Das Runde muss in das Eckige

Kolumne von Bernhard Demmer
IDM Superbike
Team Yamaha Motor Deutschland

Team Yamaha Motor Deutschland

Yamaha-Motor-Deutschland versuchte es mit Fussball statt Rennsport.

Es war soweit! Das mittlerweile schon traditionelle IDM-Fussballturnier in Schleiz bot nun endlich dem Team Yamaha Motor Deutschland (TYMD) die ersehnte Möglichkeit, seine in vielen Trainingseinheiten Fußballtennis während der Saison hart erarbeitete, sportliche Leistungsfähigkeit und filigrane Balltechnik unter Beweis zu stellen.

Ausgestattet mit auf die Teamfarben abgestimmten blau-gelben Trikots ging das Team an den Start. Bestehend aus Teamchef Michael Galinski, Teammanager Bernhard Demmer, Fahrer Lukasz Wargala, den Mechanikern Frank, Thomas, Frederic und Kris, den Hospitality-Jungs Uwe und Florian sowie der externen Verstärkung vom Team SKM-Yamaha in Form von Teamchef Frank Krekeler und Fahrer Christian Kellner wurden die vier Gruppenspiele in Angriff genommen.

Die kreative Wahl der Namen und Nummern auf den Trikots sorgte für viel Unterhaltung bei den Zuschauern. Ein Beispiel: Teamchef Michael Galinski offenbarte mit der Nr. 7 und der Erweiterung „… mal am Knie operiert“ seine Krankengeschichte und vor allem den Kampfgeist, trotz schwerwiegender körperlicher Beeinträchtigungen trotzdem anzutreten.

Früh kam Freude auf, denn durch das Nichtantreten des Teams Suzuki war der erste Sieg und die ersten 3 Punkte schon kampflos gesichert.

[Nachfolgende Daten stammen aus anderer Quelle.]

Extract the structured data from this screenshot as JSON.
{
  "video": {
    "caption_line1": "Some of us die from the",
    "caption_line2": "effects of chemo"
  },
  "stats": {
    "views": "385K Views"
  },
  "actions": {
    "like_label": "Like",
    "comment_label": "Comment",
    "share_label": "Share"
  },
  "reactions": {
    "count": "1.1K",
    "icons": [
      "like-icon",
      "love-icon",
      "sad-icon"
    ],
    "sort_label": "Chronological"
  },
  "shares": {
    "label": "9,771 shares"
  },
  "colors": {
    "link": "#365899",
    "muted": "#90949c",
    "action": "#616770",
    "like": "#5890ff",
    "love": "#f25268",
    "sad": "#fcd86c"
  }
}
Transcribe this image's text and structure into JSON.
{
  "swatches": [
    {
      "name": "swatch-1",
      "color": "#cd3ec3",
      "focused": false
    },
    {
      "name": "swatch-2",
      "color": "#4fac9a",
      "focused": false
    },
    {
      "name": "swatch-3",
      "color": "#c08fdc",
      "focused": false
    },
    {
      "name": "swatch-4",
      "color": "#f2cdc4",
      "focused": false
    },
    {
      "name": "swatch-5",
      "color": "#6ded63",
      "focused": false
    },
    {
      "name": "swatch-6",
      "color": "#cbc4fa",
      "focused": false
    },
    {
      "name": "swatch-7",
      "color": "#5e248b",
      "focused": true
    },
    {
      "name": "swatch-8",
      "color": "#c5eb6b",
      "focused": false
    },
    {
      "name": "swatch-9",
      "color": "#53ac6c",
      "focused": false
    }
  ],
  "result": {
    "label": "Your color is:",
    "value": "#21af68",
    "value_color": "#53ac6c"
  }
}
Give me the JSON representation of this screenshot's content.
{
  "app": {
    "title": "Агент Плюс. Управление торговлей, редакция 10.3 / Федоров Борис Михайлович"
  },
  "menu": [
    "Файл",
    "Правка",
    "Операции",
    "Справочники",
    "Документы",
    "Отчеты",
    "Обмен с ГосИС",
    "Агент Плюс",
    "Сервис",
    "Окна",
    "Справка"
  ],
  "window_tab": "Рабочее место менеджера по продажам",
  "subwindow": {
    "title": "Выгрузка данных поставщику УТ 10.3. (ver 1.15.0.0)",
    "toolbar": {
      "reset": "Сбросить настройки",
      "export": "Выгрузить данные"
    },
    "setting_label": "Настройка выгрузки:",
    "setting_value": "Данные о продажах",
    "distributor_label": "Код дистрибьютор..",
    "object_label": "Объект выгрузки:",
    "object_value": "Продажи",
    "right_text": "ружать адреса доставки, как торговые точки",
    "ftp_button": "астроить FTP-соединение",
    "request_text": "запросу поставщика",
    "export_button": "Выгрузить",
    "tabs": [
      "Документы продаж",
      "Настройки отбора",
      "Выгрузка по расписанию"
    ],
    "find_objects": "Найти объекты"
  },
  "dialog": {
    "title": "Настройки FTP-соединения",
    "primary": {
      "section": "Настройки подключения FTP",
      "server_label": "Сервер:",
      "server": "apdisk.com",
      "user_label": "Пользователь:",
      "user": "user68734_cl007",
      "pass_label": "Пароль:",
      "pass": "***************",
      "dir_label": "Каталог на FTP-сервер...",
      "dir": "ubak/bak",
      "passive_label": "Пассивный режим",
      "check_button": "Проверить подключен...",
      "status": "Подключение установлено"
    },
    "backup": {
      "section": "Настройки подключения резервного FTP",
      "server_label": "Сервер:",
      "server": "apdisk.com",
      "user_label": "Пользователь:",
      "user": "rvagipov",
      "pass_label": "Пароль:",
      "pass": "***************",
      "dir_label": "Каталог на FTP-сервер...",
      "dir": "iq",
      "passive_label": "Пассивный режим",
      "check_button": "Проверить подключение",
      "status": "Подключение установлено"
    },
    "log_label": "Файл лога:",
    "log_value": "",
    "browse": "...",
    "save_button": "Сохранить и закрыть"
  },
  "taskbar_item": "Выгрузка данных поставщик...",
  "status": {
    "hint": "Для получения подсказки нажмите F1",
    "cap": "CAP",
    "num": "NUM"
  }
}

Das erste richtige Spiel stand dann gegen das Team vom YAMAHA-R6-Dunlop-Cup auf dem Programm. Quasi ein Yamaha-internes Duell, was sich von Beginn an als sehr ausgeglichen herausstellte. Die relativ frühe Führung konnte das TYMD leider nicht behaupten und so trennte man sich ganz im Sinne des Yamaha-Familienmotos einträchtig 1:1 unentschieden.

Auch das nächste Spiel gegen die Herren von Phoenix Oberböhmsdorf endete nach einer etwas fragwürdigen Schiedsrichterentscheidung 1:1. Der Torschütze von Phoenix, der den Ausgleich in letzter Minute erzielt hatte, hatte nach Meinung der meisten Spieler auf dem Platz den Ball mehr ins Tor getragen als geschossen, aber wie so oft: «So ist Fußball! Es kann so grausam sein.»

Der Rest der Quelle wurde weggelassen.